It’s showtime on the Internet. With the launch of Periscope, Twitter has enabled each of us to livestream video to our followers. That’s good news for our cats, and that’s good news for Twitter, a company that has seen some of its promise limited by the very technological age in which it emerged.

There are those addicts who won’t be satisfied until they bear down and squeeze every iota of content from the deepest recesses of their unconscious gray matter to the bright lights of their Twitter timelines. For the rest of us (ok, the rest of you), Twitter is most useful and entertaining when those tweeting are gathered around a unified topic.

Think about it. Twitter is at its best during presidential debates, the Academy Awards, the World Cup, Apple keynotes, and the Super Bowl; those moments when we’re all talking about the same thing at the same time.

Television has been the primary screen around which we have gathered on our virtual coaches to make points, crack jokes, and transform our personal jealousies of celebrities and famous athletes into retweetable snark. (“Sure, that guy who just won an Oscar is going to spend the night having sex with three models on top of a pile of cash, but did you see how many retweets I got?”)

The DVR and subsequent modes of watching video have conspired to make these universal moments all too rare. Everything is time-shifted or binge-watched according to our own individual schedules and our willingness to suffer the risk of show spoilers (sidenote: Please don’t tell me who shot J.R.).

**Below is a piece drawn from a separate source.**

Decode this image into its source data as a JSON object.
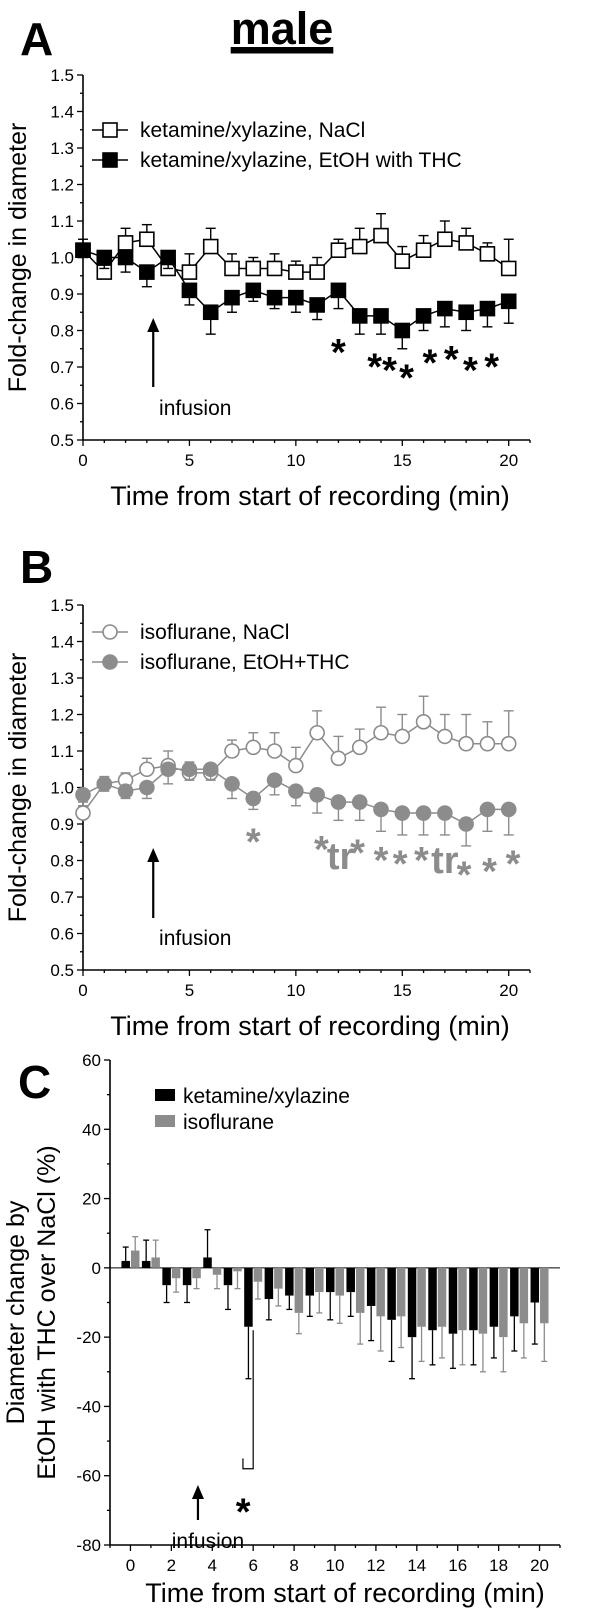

Aside from sports, major awards shows, breaking news events, and the occasional reality show finale, live television is dead. That’s bad news for Twitter. That’s bad news for the advertisers whose commercials you’re fast-forwarding over. And that’s bad news for those of us looking for some conversation, who more often than not, find that we’re left to mumble to ourselves on our own virtually deserted front stoops.

Twitter doesn’t work if we’re all talking past each other about entirely different topics; lost in the egocentric, pathetic, little fake worlds of our own making. That’s what Facebook is for.

So what do you do if your product is at its best during live, shared events, but there are almost no live events left to share?

You make the live events yourself.

Or better yet, you get us to do it.

That’s where Periscope comes in. Except in rare cases, these streamed events will not be global or even national in nature. But they will be live, we’ll know exactly who’s watching with us, and the content will be pushed through the same pipes that support our conversations around it. Live fodder for discussion and the discussion itself all on the same social network.

To paraphrase the great Bonnie Raitt, Twitter had to give us something to Tweet about.

Your live cat video will be the start. But advertisers and content creators won’t be far behind. For years, Television networks and Twitter have been trying to figure out the best way to build buzz and share data. The true promise of that goal could be reached when both are being shared on the same platform. TV would never be able to figure out social. So Twitter has to figure out video.

Sure, there’s something a bit depressing about a future that requires us to be sharing the same live video in order to actually get a conversation going. But it sure beats just looking at our own screens all alone.

So take your places everyone. Because we’re live.